Mexico, U.S., and Canada Collaborate to Bring Football Spectacle to 16 Dynamic Cities
Mexico City’s legendary Azteca Stadium, forever etched in football folklore for Diego Maradona’s “Hand of God” goal in 1986, has been chosen as the prestigious venue for the opening match of the 2026 World Cup. This monumental tournament, the first-ever World Cup in a 48-team format, is set to kick off on June 11, with Mexico, the United States, and Canada proudly standing as the three host nations responsible for orchestrating the grand spectacle.

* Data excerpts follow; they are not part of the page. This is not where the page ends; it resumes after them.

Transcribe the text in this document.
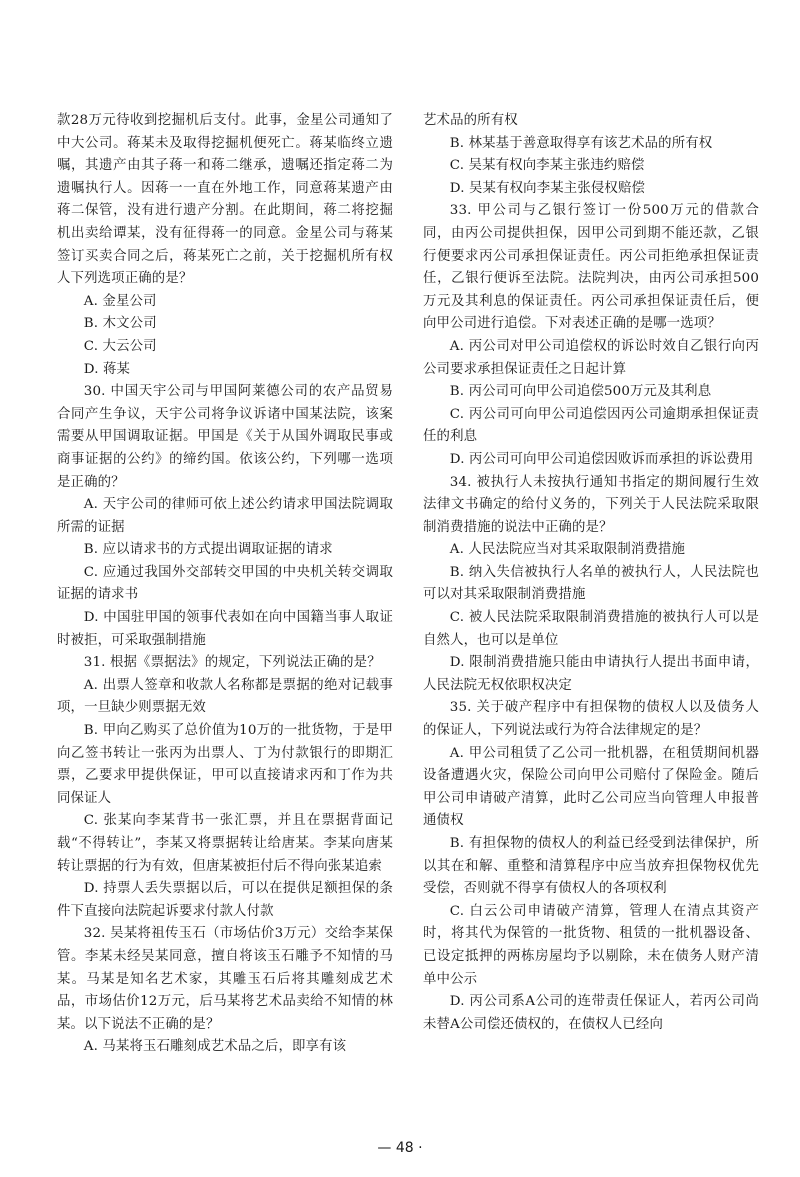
款28万元待收到挖掘机后支付。此事，金星公司通知了中大公司。蒋某未及取得挖掘机便死亡。蒋某临终立遗嘱，其遗产由其子蒋一和蒋二继承，遗嘱还指定蒋二为遗嘱执行人。因蒋一一直在外地工作，同意蒋某遗产由蒋二保管，没有进行遗产分割。在此期间，蒋二将挖掘机出卖给谭某，没有征得蒋一的同意。金星公司与蒋某签订买卖合同之后，蒋某死亡之前，关于挖掘机所有权人下列选项正确的是？

A. 金星公司

B. 木文公司

C. 大云公司

D. 蒋某

30. 中国天宇公司与甲国阿莱德公司的农产品贸易合同产生争议，天宇公司将争议诉诸中国某法院，该案需要从甲国调取证据。甲国是《关于从国外调取民事或商事证据的公约》的缔约国。依该公约，下列哪一选项是正确的？

A. 天宇公司的律师可依上述公约请求甲国法院调取所需的证据

B. 应以请求书的方式提出调取证据的请求

C. 应通过我国外交部转交甲国的中央机关转交调取证据的请求书

D. 中国驻甲国的领事代表如在向中国籍当事人取证时被拒，可采取强制措施

31. 根据《票据法》的规定，下列说法正确的是？

A. 出票人签章和收款人名称都是票据的绝对记载事项，一旦缺少则票据无效

B. 甲向乙购买了总价值为10万的一批货物，于是甲向乙签书转让一张丙为出票人、丁为付款银行的即期汇票，乙要求甲提供保证，甲可以直接请求丙和丁作为共同保证人

C. 张某向李某背书一张汇票，并且在票据背面记载“不得转让”，李某又将票据转让给唐某。李某向唐某转让票据的行为有效，但唐某被拒付后不得向张某追索

D. 持票人丢失票据以后，可以在提供足额担保的条件下直接向法院起诉要求付款人付款

32. 吴某将祖传玉石（市场估价3万元）交给李某保管。李某未经吴某同意，擅自将该玉石雕予不知情的马某。马某是知名艺术家，其雕玉石后将其雕刻成艺术品，市场估价12万元，后马某将艺术品卖给不知情的林某。以下说法不正确的是？

A. 马某将玉石雕刻成艺术品之后，即享有该

艺术品的所有权

B. 林某基于善意取得享有该艺术品的所有权

C. 吴某有权向李某主张违约赔偿

D. 吴某有权向李某主张侵权赔偿

33. 甲公司与乙银行签订一份500万元的借款合同，由丙公司提供担保，因甲公司到期不能还款，乙银行便要求丙公司承担保证责任。丙公司拒绝承担保证责任，乙银行便诉至法院。法院判决，由丙公司承担500万元及其利息的保证责任。丙公司承担保证责任后，便向甲公司进行追偿。下对表述正确的是哪一选项？

A. 丙公司对甲公司追偿权的诉讼时效自乙银行向丙公司要求承担保证责任之日起计算

B. 丙公司可向甲公司追偿500万元及其利息

C. 丙公司可向甲公司追偿因丙公司逾期承担保证责任的利息

D. 丙公司可向甲公司追偿因败诉而承担的诉讼费用

34. 被执行人未按执行通知书指定的期间履行生效法律文书确定的给付义务的，下列关于人民法院采取限制消费措施的说法中正确的是？

A. 人民法院应当对其采取限制消费措施

B. 纳入失信被执行人名单的被执行人，人民法院也可以对其采取限制消费措施

C. 被人民法院采取限制消费措施的被执行人可以是自然人，也可以是单位

D. 限制消费措施只能由申请执行人提出书面申请，人民法院无权依职权决定

35. 关于破产程序中有担保物的债权人以及债务人的保证人，下列说法或行为符合法律规定的是？

A. 甲公司租赁了乙公司一批机器，在租赁期间机器设备遭遇火灾，保险公司向甲公司赔付了保险金。随后甲公司申请破产清算，此时乙公司应当向管理人申报普通债权

B. 有担保物的债权人的利益已经受到法律保护，所以其在和解、重整和清算程序中应当放弃担保物权优先受偿，否则就不得享有债权人的各项权利

C. 白云公司申请破产清算，管理人在清点其资产时，将其代为保管的一批货物、租赁的一批机器设备、已设定抵押的两栋房屋均予以剔除，未在债务人财产清单中公示

D. 丙公司系A公司的连带责任保证人，若丙公司尚未替A公司偿还债权的，在债权人已经向

— 48 ·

In a livestream announcement on Sunday, FIFA President Gianni Infantino, joined by notable figures including comedian Kevin Hart, rapper Drake, and socialite Kim Kardashian, unveiled the schedule for the 2026 World Cup. The final showdown will take place at New Jersey’s iconic MetLife Stadium on July 19, with its impressive capacity of 82,500 spectators and a rich history as one of the host stadiums during the memorable 1994 World Cup.
The expansion of the 2026 World Cup means an additional 24 matches, bringing the total to 104 games spread across 16 carefully selected venues. The tournament will feature 12 groups, each comprising four teams, with the top two and eight best third-placed teams advancing.
After the group stage, the competition transitions into a thrilling straight knock-out format, adding an extra layer of challenge and endurance to the journey towards the World Cup title. The knockout stage begins with the round of 32 on June 28, followed by the round of 16 on July 4. The quarterfinals will take place in Los Angeles, Miami, Kansas City, and Boston starting on July 8.
The quest for a place in the coveted semifinals will unfold in Dallas and Atlanta on July 14 and 15 respectively. As the climax approaches, the third-place playoff will be held in Miami on July 18.
Sixteen cities, including Monterrey and Guadalajara in Mexico, Vancouver in Canada, and Philadelphia, Houston, Seattle, and San Francisco in the U.S., have been selected to host matches, each bringing its unique energy to the tournament. Despite the potential for significant travel between matches due to the expanded format, FIFA assures that the schedule was carefully designed to ensure fairness and balance, considering rest and recovery for the participating teams.
FIFA emphasizes that teams will have a minimum of three days of rest for 103 out of the record 104 matches in the tournament, allowing players to recuperate and prepare adequately for each game while minimizing the impact of travel on their physical and mental readiness. “The tournament’s innovative match schedule will serve to minimize travel for teams and fans alike, while the number of rest days between fixtures will be maximized,” read a FIFA statement.